A partir de janeiro de 2028: será necessário fechar o ciclo completo de utilização da metodologia BIM no desenvolvimento de projetos de arquitetura e engenharia, na  gestão de obras e abrangerá os usos previstos na primeira e segunda fases, no gerenciamento e manutenção do empreendimento após a sua construção, cujos projetos de arquitetura e engenharia tenham sido desenvolvidos ou executados com aplicação do BIM.

Necessidade de implantação urgente para as empresas

Como os órgãos públicos estão livres para implementação do BIM, é muito possível que aumente muito a demanda para as empresas de arquitetura e engenharia, bem como construtoras e incorporadoras, que trabalham com os serviços públicos.

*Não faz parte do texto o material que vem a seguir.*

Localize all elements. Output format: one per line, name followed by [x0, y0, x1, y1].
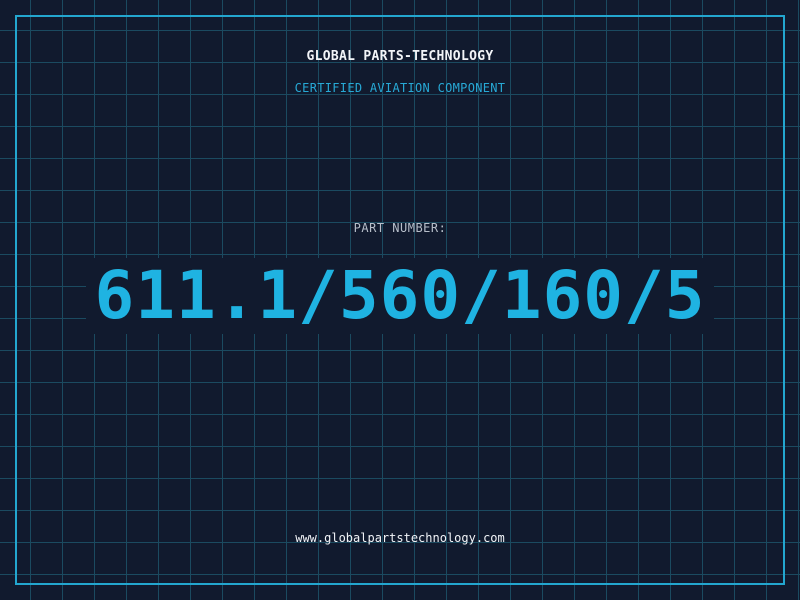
part-number-value: 611.1/560/160/5 [86, 258, 714, 334]
certification-subtitle: CERTIFIED AVIATION COMPONENT [294, 81, 506, 95]
part-number-container: 611.1/560/160/5 [0, 258, 800, 334]
part-number-label: PART NUMBER: [353, 221, 447, 235]
website-url: www.globalpartstechnology.com [295, 531, 505, 545]
company-name: GLOBAL PARTS-TECHNOLOGY [306, 49, 494, 64]
label-card: GLOBAL PARTS-TECHNOLOGY CERTIFIED AVIATI… [0, 0, 800, 600]
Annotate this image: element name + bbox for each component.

Mas o prazo é curto e o processo de implantação do BIM não é dos mais simples.

Antes de mais nada será preciso uma mudança de olhar de cada organização empresarial. A implantação prevê investimentos em hardware, software, treinamentos e ainda muito mais: transformação de mindset de todos os envolvidos.

O BIM traz processos muito mais colaborativos, com muitos profissionais trabalhando em momentos-chave de decisão, o que vai render muito menos erros  com informações precisas, tanto no design quanto nos quantitativos, mais economia, velocidade nos projetos, planejamento e gerenciamento de obras muito mais estratégicos. 

Essa é uma realidade sem volta para o setor, quantos antes as empresas da indústria construtiva perceberem que o BIM será o padrão definitivo de agora para frente, mais rapidamente poderão obter ganhos.